AI shouldn’t be a substitute for the most engaging, core connection that your brand builds with customers. AI works best when it functions in combination with humans and helps a team of marketers to engage with customers more meaningfully through data analysis.
For example, if you’re using chatbots at certain points in your customer journey – set out what exactly your chatbot can and cannot answer. Manage expectations and only use a chatbot for very specific functions and questions, otherwise, you’ll frustrate customers. Be transparent with your customers and tell them when they’re chatting to a bot and why they are.
Where, when and how we choose to apply artificial intelligence needs to be thought about carefully and we should use the traits that mark us out as a human to decide. And this means being confident about areas where artificial intelligence can’t and shouldn’t replicate human creativity too.
From a marketing perspective, there isn’t a one-size-fits-all artificial intelligence tool yet that covers your whole marketing strategy and as marketing has so many disconnected, moving parts; this doesn’t come as much of a surprise.
A vast amount of rich datasets can make or break a quality artificial intelligence system because it’s limited by data availability. That’s why it’s difficult for AI to function on small amounts of data. But it can also be difficult if your data is captured in different places. When marketing, you’re probably using a wide range of different tools and platforms, so there’s potential for data disparity and loss.
This means that you can be delayed in gathering and organizing your data which means you can fall behind when making real-time decisions. AI integration and interaction with datasets is still imperfect.
AI has become shorthand for complex algorithms that are tough to fully understand. And the systems built have their own intrinsic limitations and biases – the inputs used in an AI model, the actions that are possible, the data and algorithms used all create constraints.
Outcomes like visual recognition, sentence parsing, and sentiment analysis are all still really tough for artificial intelligence to handle, but when left to humans, we can fall back on creative intuition to tackle these simple tasks.
Brands should focus on value-adding AI decisions, instead of reaching for the stars and falling flat. We still desperately need human autonomy in our marketing structures – Peter Norvig, director of research at Google talks about how using AI will “often mean that it is impossible to work out exactly why an AI system does what it does”. Decisions need to be able to be scrutinized so that we can learn from them – it’s easier to explain decisions when they’re based in predominantly human decision-making. Norvig adds that “the challenge then is to come up with new ways of monitoring or auditing the very many areas in which AI now plays such a big role”.
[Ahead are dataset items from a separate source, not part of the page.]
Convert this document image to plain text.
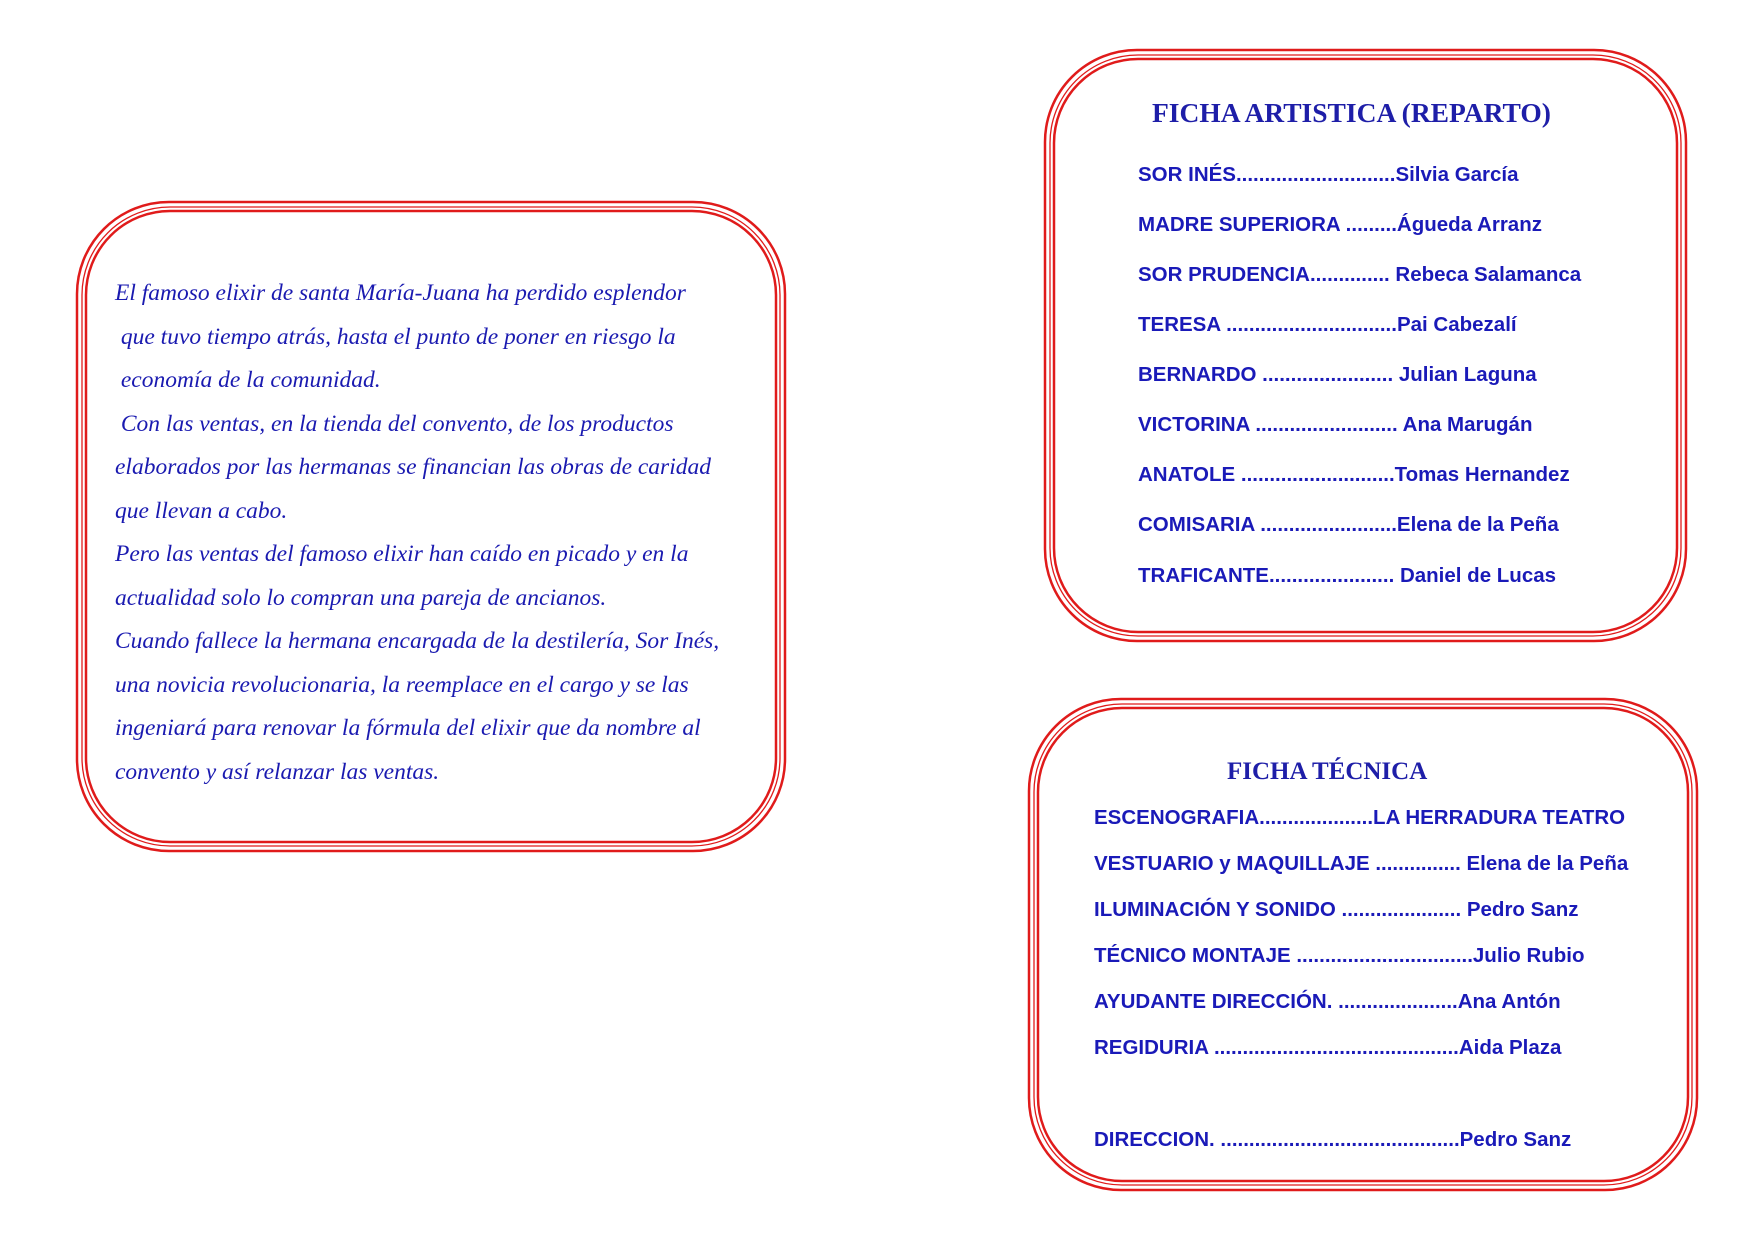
El famoso elixir de santa María-Juana ha perdido esplendor
que tuvo tiempo atrás, hasta el punto de poner en riesgo la
economía de la comunidad.
Con las ventas, en la tienda del convento, de los productos
elaborados por las hermanas se financian las obras de caridad
que llevan a cabo.
Pero las ventas del famoso elixir han caído en picado y en la
actualidad solo lo compran una pareja de ancianos.
Cuando fallece la hermana encargada de la destilería, Sor Inés,
una novicia revolucionaria, la reemplace en el cargo y se las
ingeniará para renovar la fórmula del elixir que da nombre al
convento y así relanzar las ventas.
FICHA ARTISTICA (REPARTO)

SOR INÉS............................Silvia García

MADRE SUPERIORA .........Águeda Arranz

SOR PRUDENCIA.............. Rebeca Salamanca

TERESA ..............................Pai Cabezalí

BERNARDO ....................... Julian Laguna

VICTORINA ......................... Ana Marugán

ANATOLE ...........................Tomas Hernandez

COMISARIA ........................Elena de la Peña

TRAFICANTE...................... Daniel de Lucas

FICHA TÉCNICA

ESCENOGRAFIA....................LA HERRADURA TEATRO

VESTUARIO y MAQUILLAJE ............... Elena de la Peña

ILUMINACIÓN Y SONIDO ..................... Pedro Sanz

TÉCNICO MONTAJE ...............................Julio Rubio

AYUDANTE DIRECCIÓN. .....................Ana Antón

REGIDURIA ...........................................Aida Plaza

DIRECCION. ..........................................Pedro Sanz
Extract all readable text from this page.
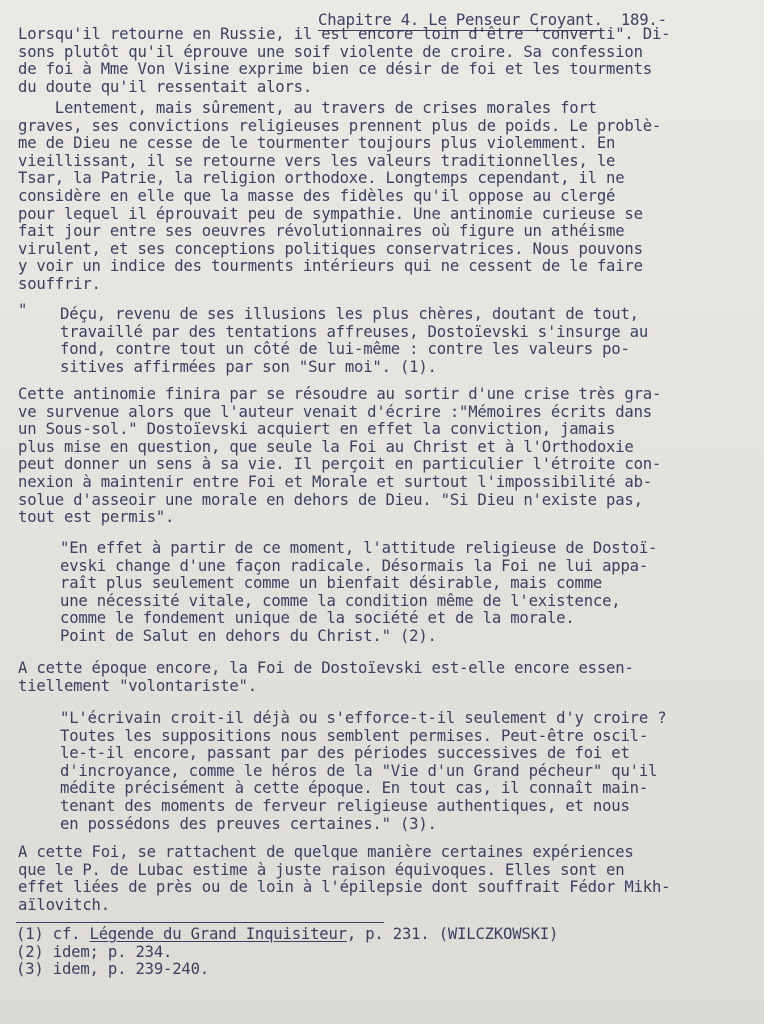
Chapitre 4. Le Penseur Croyant. 189.-

Lorsqu'il retourne en Russie, il est encore loin d'être 'converti". Di-
sons plutôt qu'il éprouve une soif violente de croire. Sa confession
de foi à Mme Von Visine exprime bien ce désir de foi et les tourments
du doute qu'il ressentait alors.

Lentement, mais sûrement, au travers de crises morales fort
graves, ses convictions religieuses prennent plus de poids. Le problè-
me de Dieu ne cesse de le tourmenter toujours plus violemment. En
vieillissant, il se retourne vers les valeurs traditionnelles, le
Tsar, la Patrie, la religion orthodoxe. Longtemps cependant, il ne
considère en elle que la masse des fidèles qu'il oppose au clergé
pour lequel il éprouvait peu de sympathie. Une antinomie curieuse se
fait jour entre ses oeuvres révolutionnaires où figure un athéisme
virulent, et ses conceptions politiques conservatrices. Nous pouvons
y voir un indice des tourments intérieurs qui ne cessent de le faire
souffrir.

" Déçu, revenu de ses illusions les plus chères, doutant de tout,
travaillé par des tentations affreuses, Dostoïevski s'insurge au
fond, contre tout un côté de lui-même : contre les valeurs po-
sitives affirmées par son "Sur moi". (1).

Cette antinomie finira par se résoudre au sortir d'une crise très gra-
ve survenue alors que l'auteur venait d'écrire :"Mémoires écrits dans
un Sous-sol." Dostoïevski acquiert en effet la conviction, jamais
plus mise en question, que seule la Foi au Christ et à l'Orthodoxie
peut donner un sens à sa vie. Il perçoit en particulier l'étroite con-
nexion à maintenir entre Foi et Morale et surtout l'impossibilité ab-
solue d'asseoir une morale en dehors de Dieu. "Si Dieu n'existe pas,
tout est permis".

"En effet à partir de ce moment, l'attitude religieuse de Dostoï-
evski change d'une façon radicale. Désormais la Foi ne lui appa-
raît plus seulement comme un bienfait désirable, mais comme
une nécessité vitale, comme la condition même de l'existence,
comme le fondement unique de la société et de la morale.
Point de Salut en dehors du Christ." (2).

A cette époque encore, la Foi de Dostoïevski est-elle encore essen-
tiellement "volontariste".

"L'écrivain croit-il déjà ou s'efforce-t-il seulement d'y croire ?
Toutes les suppositions nous semblent permises. Peut-être oscil-
le-t-il encore, passant par des périodes successives de foi et
d'incroyance, comme le héros de la "Vie d'un Grand pécheur" qu'il
médite précisément à cette époque. En tout cas, il connaît main-
tenant des moments de ferveur religieuse authentiques, et nous
en possédons des preuves certaines." (3).

A cette Foi, se rattachent de quelque manière certaines expériences
que le P. de Lubac estime à juste raison équivoques. Elles sont en
effet liées de près ou de loin à l'épilepsie dont souffrait Fédor Mikh-
aïlovitch.

(1) cf. Légende du Grand Inquisiteur, p. 231. (WILCZKOWSKI)
(2) idem; p. 234.
(3) idem, p. 239-240.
Using AI for certain tasks can just overcomplicate parts of your marketing strategy and end up creating more confusion and over-lapping suggestions. Our emotions, feelings and subjective thinking enable us to make certain decisions and there are areas where AI can’t replicate this type of precision.
Artificial intelligence is going to take us on a wild and crazy journey – it’s inevitable. But we have to be asking far-reaching, robust questions about how far we let it go.
Commonly accepted approaches and industry standards need to be created and shared amongst marketers, developers, designers etc. Before we start displacing human workers and their creativity, subjectivity, and imagination with AI systems, there need to be more and more conversations about regulation, protection, and AI ethics.
AI can help with human decision-making, instead of substituting for it and we need to preserve the unique human qualities we possess in our marketing structures so that we can create better emotive customer-focused experiences.